La novela arranca con su protagonista adolescente, Theo Decker, viviendo con su madre en un pequeño departamento de Nueva York; su padre ha desaparecido y nada saben de él. Madre e hijo tienen una relación intensa, entrañable. Llueve fuerte el día en que, mientras esperan que pase algún taxi vacío, deciden entrar al Metropolitan Museum para ver una muestra de pintura holandesa: allí verán el cuadro favorito de su madre, el que da el título a la novela, la pequeña pieza pintada por Carel Fabritius en 1654 que hoy es nuestra belleza del día.

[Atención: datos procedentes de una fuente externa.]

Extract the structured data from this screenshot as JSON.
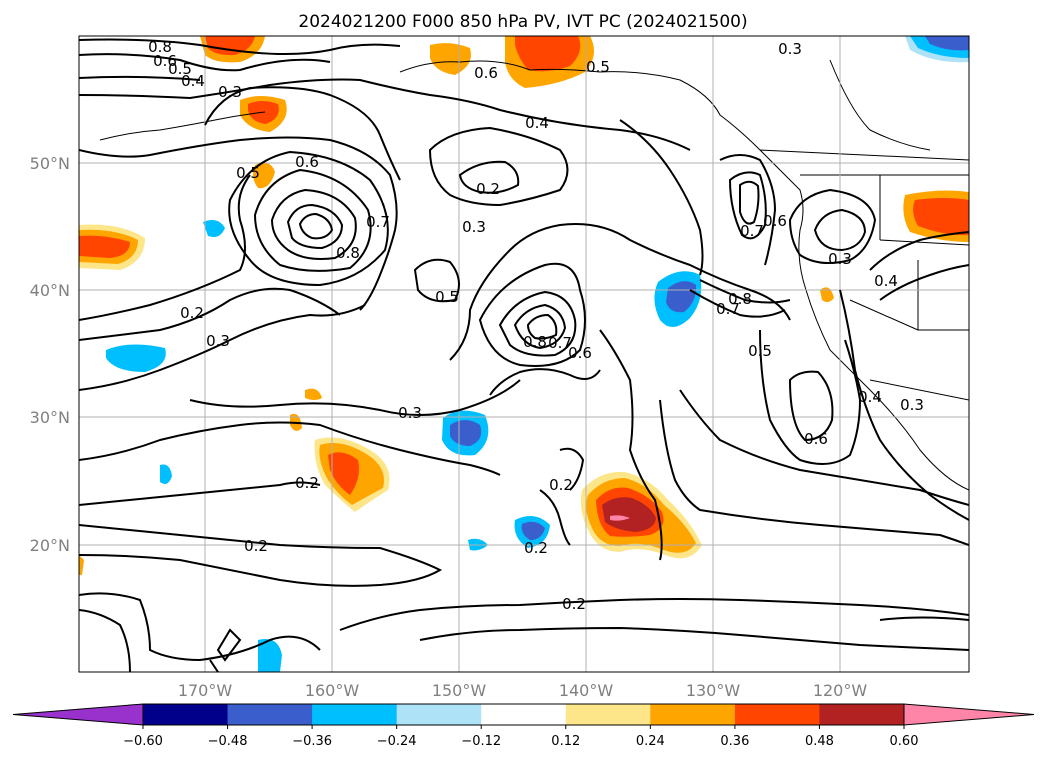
{
  "title": "2024021200 F000 850 hPa PV, IVT PC (2024021500)",
  "lat_labels": [
    "50°N",
    "40°N",
    "30°N",
    "20°N"
  ],
  "lon_labels": [
    "170°W",
    "160°W",
    "150°W",
    "140°W",
    "130°W",
    "120°W"
  ],
  "colorbar": {
    "ticks": [
      "−0.60",
      "−0.48",
      "−0.36",
      "−0.24",
      "−0.12",
      "0.12",
      "0.24",
      "0.36",
      "0.48",
      "0.60"
    ],
    "colors": [
      "#9932cc",
      "#00008b",
      "#3a5fcd",
      "#00bfff",
      "#aee2f7",
      "#ffffff",
      "#fde68a",
      "#ffa500",
      "#ff4500",
      "#b22222",
      "#ff85a8"
    ]
  },
  "contour_labels": [
    "0.8",
    "0.6",
    "0.5",
    "0.4",
    "0.3",
    "0.6",
    "0.5",
    "0.3",
    "0.4",
    "0.5",
    "0.6",
    "0.2",
    "0.3",
    "0.7",
    "0.8",
    "0.5",
    "0.8",
    "0.7",
    "0.6",
    "0.7",
    "0.6",
    "0.8",
    "0.7",
    "0.5",
    "0.3",
    "0.4",
    "0.4",
    "0.3",
    "0.6",
    "0.2",
    "0.3",
    "0.3",
    "0.2",
    "0.2",
    "0.2",
    "0.2",
    "0.2"
  ]
}
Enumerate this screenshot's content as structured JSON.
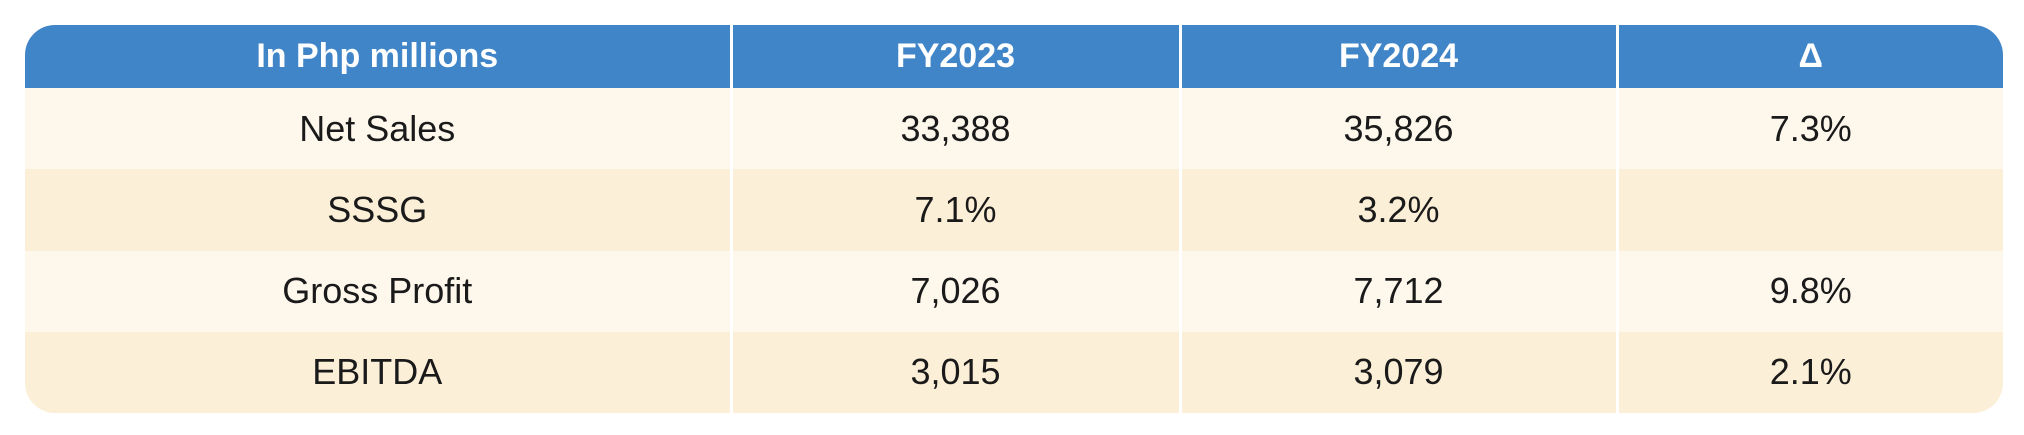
{
  "table": {
    "headers": [
      "In Php millions",
      "FY2023",
      "FY2024",
      "Δ"
    ],
    "rows": [
      [
        "Net Sales",
        "33,388",
        "35,826",
        "7.3%"
      ],
      [
        "SSSG",
        "7.1%",
        "3.2%",
        ""
      ],
      [
        "Gross Profit",
        "7,026",
        "7,712",
        "9.8%"
      ],
      [
        "EBITDA",
        "3,015",
        "3,079",
        "2.1%"
      ]
    ]
  },
  "colors": {
    "header_bg": "#3f85c7",
    "row_light": "#fdf7ec",
    "row_dark": "#fcefd8"
  }
}
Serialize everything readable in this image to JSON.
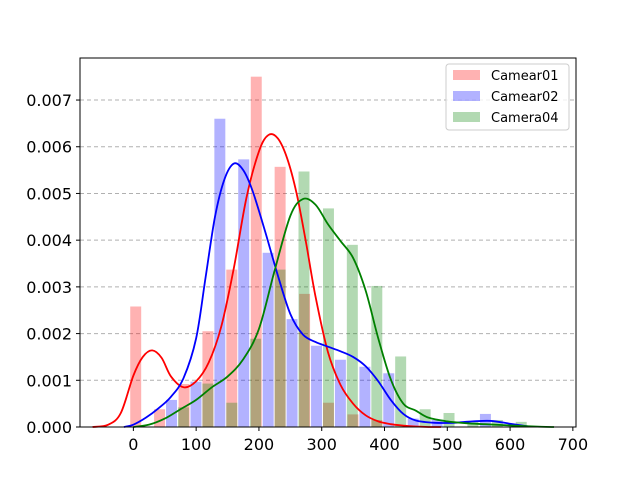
{
  "chart_data": {
    "type": "bar",
    "title": "",
    "xlabel": "",
    "ylabel": "",
    "xlim": [
      -85,
      705
    ],
    "ylim": [
      0,
      0.0079
    ],
    "xticks": [
      0,
      100,
      200,
      300,
      400,
      500,
      600,
      700
    ],
    "yticks": [
      0.0,
      0.001,
      0.002,
      0.003,
      0.004,
      0.005,
      0.006,
      0.007
    ],
    "ytick_labels": [
      "0.000",
      "0.001",
      "0.002",
      "0.003",
      "0.004",
      "0.005",
      "0.006",
      "0.007"
    ],
    "grid": "horizontal-dashed",
    "legend_position": "top-right",
    "bin_width": 57,
    "bins": [
      -5,
      33,
      72,
      110,
      148,
      187,
      225,
      264,
      302,
      341,
      379,
      418,
      456,
      494,
      533,
      571
    ],
    "series": [
      {
        "name": "Camear01",
        "color": "#ff0000",
        "bar_alpha": 0.3,
        "values": [
          0.00258,
          0.00038,
          0.00092,
          0.00205,
          0.00337,
          0.0075,
          0.00557,
          0.00285,
          0.00052,
          0.00027,
          0.00015,
          0.0,
          0.0,
          0.0,
          0.0,
          0.0
        ],
        "kde_x": [
          -65,
          -40,
          -20,
          0,
          15,
          30,
          45,
          60,
          80,
          100,
          120,
          140,
          160,
          180,
          200,
          215,
          230,
          245,
          260,
          275,
          290,
          310,
          330,
          350,
          370,
          390,
          410,
          430,
          450,
          470,
          490
        ],
        "kde_y": [
          0.0,
          5e-05,
          0.0003,
          0.0011,
          0.0015,
          0.00164,
          0.00148,
          0.00108,
          0.00085,
          0.00098,
          0.00138,
          0.00215,
          0.0034,
          0.0049,
          0.0059,
          0.00625,
          0.00618,
          0.00575,
          0.005,
          0.00395,
          0.0028,
          0.0016,
          0.0009,
          0.0005,
          0.00025,
          0.00012,
          6e-05,
          3e-05,
          1e-05,
          0.0,
          0.0
        ]
      },
      {
        "name": "Camear02",
        "color": "#0000ff",
        "bar_alpha": 0.3,
        "values": [
          0.0,
          0.00058,
          0.00097,
          0.0066,
          0.00573,
          0.00373,
          0.00231,
          0.00174,
          0.00144,
          0.00129,
          0.00115,
          0.00018,
          0.00015,
          0.0,
          0.00028,
          0.0
        ],
        "kde_x": [
          -15,
          0,
          20,
          40,
          60,
          80,
          100,
          115,
          130,
          145,
          160,
          175,
          190,
          210,
          230,
          250,
          270,
          290,
          310,
          330,
          350,
          370,
          390,
          410,
          430,
          450,
          480,
          510,
          540,
          570,
          600,
          630
        ],
        "kde_y": [
          0.0,
          5e-05,
          0.0002,
          0.0004,
          0.00065,
          0.00105,
          0.0019,
          0.0032,
          0.0045,
          0.0053,
          0.00564,
          0.0055,
          0.00505,
          0.00418,
          0.00325,
          0.00242,
          0.00198,
          0.00182,
          0.00172,
          0.00162,
          0.0015,
          0.0013,
          0.00098,
          0.00058,
          0.00028,
          0.00014,
          9e-05,
          9e-05,
          0.00012,
          0.00013,
          7e-05,
          1e-05
        ]
      },
      {
        "name": "Camera04",
        "color": "#008000",
        "bar_alpha": 0.3,
        "values": [
          0.0,
          0.00042,
          0.00093,
          0.00052,
          0.00189,
          0.00337,
          0.00547,
          0.00468,
          0.0039,
          0.00302,
          0.00151,
          0.00038,
          0.0003,
          0.00013,
          0.00015,
          0.00011
        ],
        "kde_x": [
          0,
          25,
          50,
          75,
          100,
          125,
          150,
          175,
          200,
          225,
          250,
          270,
          290,
          310,
          330,
          350,
          370,
          390,
          410,
          430,
          450,
          470,
          500,
          530,
          560,
          590,
          620,
          650,
          670
        ],
        "kde_y": [
          0.0,
          5e-05,
          0.00018,
          0.00038,
          0.00058,
          0.00085,
          0.00108,
          0.00145,
          0.0021,
          0.00335,
          0.00452,
          0.00488,
          0.00476,
          0.00434,
          0.00398,
          0.00362,
          0.00292,
          0.0019,
          0.00102,
          0.0005,
          0.00035,
          0.0002,
          0.00012,
          8e-05,
          6e-05,
          4e-05,
          2e-05,
          5e-06,
          0.0
        ]
      }
    ]
  }
}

Discípulo de Rembrandt y maestro de Vermeer, a quien legó “la cualidad de la luz”, Fabritius murió a los 32 años en una explosión en Delft, como le cuenta la madre al hijo en la novela mientras mira, extasiada, la primera obra de la que se enamoró cuando era pequeña, ese tiempo en el que se quedaba horas sentada junto a su cama, mirando en un libro la reproducción de la pequeña y hermosa ave encadenada. Esto sucede momentos antes de la explosión de una bomba en el museo que hará estallar en pedazos el edificio y también la vida del propio Theo, quien huye llevando la cotizada pieza y comienza un viaje por ciudades (Nueva York, Las Vegas, Amsterdam), casas (la de la familia Barbour, la de su padre, la de Hobie) y ánimos (el desamor de la orfandad, el conocimiento del oficio de restaurador, el sube y baja de las drogas, los vínculos con distintas mafias) que dura más de diez años y en el cual la verdadera búsqueda sigue estando dentro suyo.